Meredith walked home hoping Malek was okay. He seemed okay after the spill, but it was scary to see some other human’s child get hurt when your primary duty was to make other humans’ children not get hurt and not bonk their heads. Meredith had received roughly one thousand dollars today for a couple weeks of trying to keep little children from bonking their heads. So, the money felt corrupt and bad because she failed. Malek’s head had indeed been bonked, so did she actually deserve her mid-month payday? Maybe other kids would have had head-bonks if she hadn’t been there. She had certainly protected someone. Right? Statistically.
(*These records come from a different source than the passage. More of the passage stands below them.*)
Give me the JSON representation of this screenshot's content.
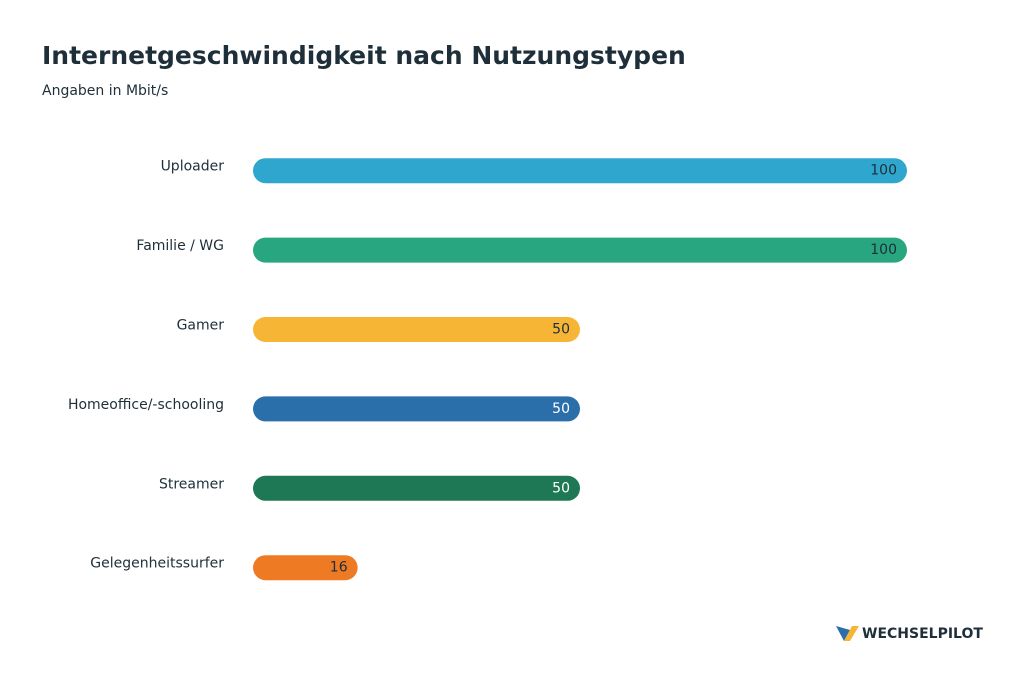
{
  "chart_data": {
    "type": "hbar",
    "title": "Internetgeschwindigkeit nach Nutzungstypen",
    "subtitle": "Angaben in Mbit/s",
    "categories": [
      "Uploader",
      "Familie / WG",
      "Gamer",
      "Homeoffice/-schooling",
      "Streamer",
      "Gelegenheitssurfer"
    ],
    "values": [
      100,
      100,
      50,
      50,
      50,
      16
    ],
    "colors": [
      "#2ea6cd",
      "#27a680",
      "#f7b535",
      "#2a6eaa",
      "#1e7856",
      "#ef7a24"
    ],
    "xlim": [
      0,
      100
    ]
  },
  "brand": "WECHSELPILOT"
}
You can’t prove a counterfactual, or something like that, so Meredith was probably good. She could spend the mid-month money, knowing Malek would be back to daycare and she would be back to work and everything was fine.
Meredith walked home wishing Samantha would rot in hell. Samantha was the director of the daycare and absolutely deserved to rot in hell. Samantha had a spreadsheet. The spreadsheet showed that the toddler room and the preschool room had correct child/adult ratios, but did not account for the times that the toddler teachers sent the older kids on the preschool playground outings. Meredith had to watch 4-year-olds as a stipulation of her contract, but that contract said nothing about 3-year-olds. They were more likely to take a header off the slide.
Samantha did not enjoy children. She enjoyed paychecks. Meredith didn’t remember if she enjoyed paychecks or children. The distinction had become blurry.
Meredith walked home and saw the irises along the retaining wall that didn’t retain much but surrounded the red stone house that belonged to her, spiritually. Bright purple, white, a few muted red ones shot up to notify people to stop and look at the wall in front and the house in back. Every year around this time, Meredith was tempted to dig one up to put in the brownstone front yard. She never did.
Meredith walked home and ate salty chicken and worried about Malek’s mother.